Meu pai me puxando pela mão. Talvez todos os nossos melhores momentos juntos foram por causa do Fluminense, falando do time, indo pro jogo. Eu o velei durante aquele jogo inesquecível da Libertadores contra o São Paulo.
Minha mãe, que era Flamengo de araque e virou Fluminense pra me fazer feliz.
A Chocôncia.
Tem muita coisa em jogo. Milhões de tricolores, que vão dos endereços mais badalados aos logradouros mais humildes, passando por trens, vans, táxis, burrinhos sem rabo com o nosso escudo, camisas esgarçadas e encardidas, vestes humildes, escudinhos de papel barato, botões de panelinha, chinelos.
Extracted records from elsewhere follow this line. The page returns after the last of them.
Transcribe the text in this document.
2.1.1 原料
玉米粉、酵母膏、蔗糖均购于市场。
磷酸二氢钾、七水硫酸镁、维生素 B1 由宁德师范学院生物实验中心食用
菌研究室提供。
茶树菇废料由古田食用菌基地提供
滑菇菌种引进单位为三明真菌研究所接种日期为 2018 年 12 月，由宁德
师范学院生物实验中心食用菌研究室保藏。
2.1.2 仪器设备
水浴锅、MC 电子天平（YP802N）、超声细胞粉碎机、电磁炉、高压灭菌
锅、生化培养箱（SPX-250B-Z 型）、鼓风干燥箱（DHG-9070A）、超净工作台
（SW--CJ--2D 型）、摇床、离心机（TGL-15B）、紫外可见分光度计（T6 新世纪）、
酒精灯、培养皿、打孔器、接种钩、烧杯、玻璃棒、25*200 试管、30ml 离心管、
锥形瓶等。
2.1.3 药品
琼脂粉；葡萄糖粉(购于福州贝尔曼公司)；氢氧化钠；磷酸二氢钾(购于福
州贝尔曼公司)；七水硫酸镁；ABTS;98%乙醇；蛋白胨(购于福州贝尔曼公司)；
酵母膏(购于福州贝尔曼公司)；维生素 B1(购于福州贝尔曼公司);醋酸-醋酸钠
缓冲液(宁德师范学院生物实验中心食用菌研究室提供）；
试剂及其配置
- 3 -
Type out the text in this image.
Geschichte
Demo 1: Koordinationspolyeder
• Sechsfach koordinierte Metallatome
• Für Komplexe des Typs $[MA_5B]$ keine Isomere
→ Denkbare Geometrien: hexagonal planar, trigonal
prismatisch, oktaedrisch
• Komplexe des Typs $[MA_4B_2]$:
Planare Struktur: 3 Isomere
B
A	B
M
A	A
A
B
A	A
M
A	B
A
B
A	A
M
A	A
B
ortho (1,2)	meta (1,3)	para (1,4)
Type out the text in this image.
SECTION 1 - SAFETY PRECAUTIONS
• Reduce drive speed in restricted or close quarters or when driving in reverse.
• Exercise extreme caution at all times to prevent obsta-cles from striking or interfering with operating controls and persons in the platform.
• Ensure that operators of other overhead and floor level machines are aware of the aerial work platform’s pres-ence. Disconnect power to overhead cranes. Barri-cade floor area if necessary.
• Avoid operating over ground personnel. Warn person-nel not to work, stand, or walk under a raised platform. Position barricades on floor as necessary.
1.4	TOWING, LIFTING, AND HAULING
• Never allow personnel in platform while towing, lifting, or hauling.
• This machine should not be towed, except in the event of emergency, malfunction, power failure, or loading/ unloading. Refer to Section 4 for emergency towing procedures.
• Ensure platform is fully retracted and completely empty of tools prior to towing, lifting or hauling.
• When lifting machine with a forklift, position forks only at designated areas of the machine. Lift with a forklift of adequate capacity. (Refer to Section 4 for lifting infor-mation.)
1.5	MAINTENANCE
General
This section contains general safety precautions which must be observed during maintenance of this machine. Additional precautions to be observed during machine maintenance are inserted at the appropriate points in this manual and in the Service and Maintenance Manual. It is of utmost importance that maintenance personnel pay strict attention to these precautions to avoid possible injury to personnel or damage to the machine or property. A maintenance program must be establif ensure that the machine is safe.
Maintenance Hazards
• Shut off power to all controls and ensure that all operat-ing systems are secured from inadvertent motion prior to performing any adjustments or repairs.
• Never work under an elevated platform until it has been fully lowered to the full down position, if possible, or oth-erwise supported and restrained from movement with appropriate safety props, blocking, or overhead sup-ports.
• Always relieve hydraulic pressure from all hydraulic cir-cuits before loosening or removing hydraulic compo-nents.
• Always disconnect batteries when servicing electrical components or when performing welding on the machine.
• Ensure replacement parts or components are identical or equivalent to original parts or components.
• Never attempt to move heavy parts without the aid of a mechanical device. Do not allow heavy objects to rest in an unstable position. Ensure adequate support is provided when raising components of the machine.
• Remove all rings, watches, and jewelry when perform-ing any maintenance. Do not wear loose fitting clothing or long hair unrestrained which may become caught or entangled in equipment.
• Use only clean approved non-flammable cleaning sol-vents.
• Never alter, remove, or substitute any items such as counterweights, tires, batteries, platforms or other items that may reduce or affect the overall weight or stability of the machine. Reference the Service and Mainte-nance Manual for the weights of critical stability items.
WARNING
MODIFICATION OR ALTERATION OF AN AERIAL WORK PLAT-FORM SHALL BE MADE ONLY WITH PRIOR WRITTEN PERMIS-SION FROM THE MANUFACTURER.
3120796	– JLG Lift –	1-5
É tudo muito maior do que dirigentes emergentes de merda, empresários picaretas e ex-jogadores sugando o que resta da teta.
Nosso treinador parece alguém perdido na Floresta Amazônica sem smartphone e bússola. A se confirmar, a escalação será a mesma que ainda não ganhou um primeiro tempo sequer. Nosso melhor jogador está de fora. Vamos pro jogo com um goleiro que talvez, talvez, tenha dificuldade de visão noturna para os mais otimistas. Temos um dos melhores armadores do país mas jogamos sem armação. Isso te parece a receita de um nocaute?
Não parece. É. Mas temos uma carta na manga: o Fluminense tem tanta vocação para desafiar definições e ser a mosca na sopa, mas tanta que não será surpresa se mandar todas as obviedades pro cacete, obtendo uma vitória imortal.
Eis a corda bamba em que vivemos: bater ou apanhar. Diz o imaginário popular que ganha a briga quem bater primeiro.
Parece incrível, mas já estivemos numa roubada ainda maior. Trinta e seis do segundo tempo, setenta mil flamenguistas urrando pelo título supostamente assegurado, a gente sentindo o bafo dos gritos do outro lado da arquibancada, cada minuto passava em vinte segundos. Era 1995. Eles nunca tinham sido tão campeões antes da hora quanto naquela tarde. Eu pensei em ir embora, mas fiquei tão sem forças que acabei ficando e, por isso, fui testemunha ocular do maior gol de todos os tempos. Sei que aquilo só se vê uma vez na vida, mas quem pode me proibir de sonhar?
O Fluminense agora é meu pai sentado na poltrona com seu radinho, é minha mãe com seu sorriso lindo, é meu irmão calado olhando o campo e as jogadas. O Fluminense não é toda a minha vida, mas é a maior parte dela, uma grande parte.
Romerito, que ajudou a escrever algumas das maiores páginas da história desse clube, acaba de encarar meio dia de estrada no ônibus para torcer com a gente. De algum lugar do infinito, Assis e Washington andam juntos a caminho do Maracanã – o leão e o tigre lado a lado na calçada.
Minha cabeça rolando no Maracanã.
No fim, tudo está contra, mas nunca fomos tão Fluminense. Que venha o jogo. Que a lógica sucumba perante o sonho.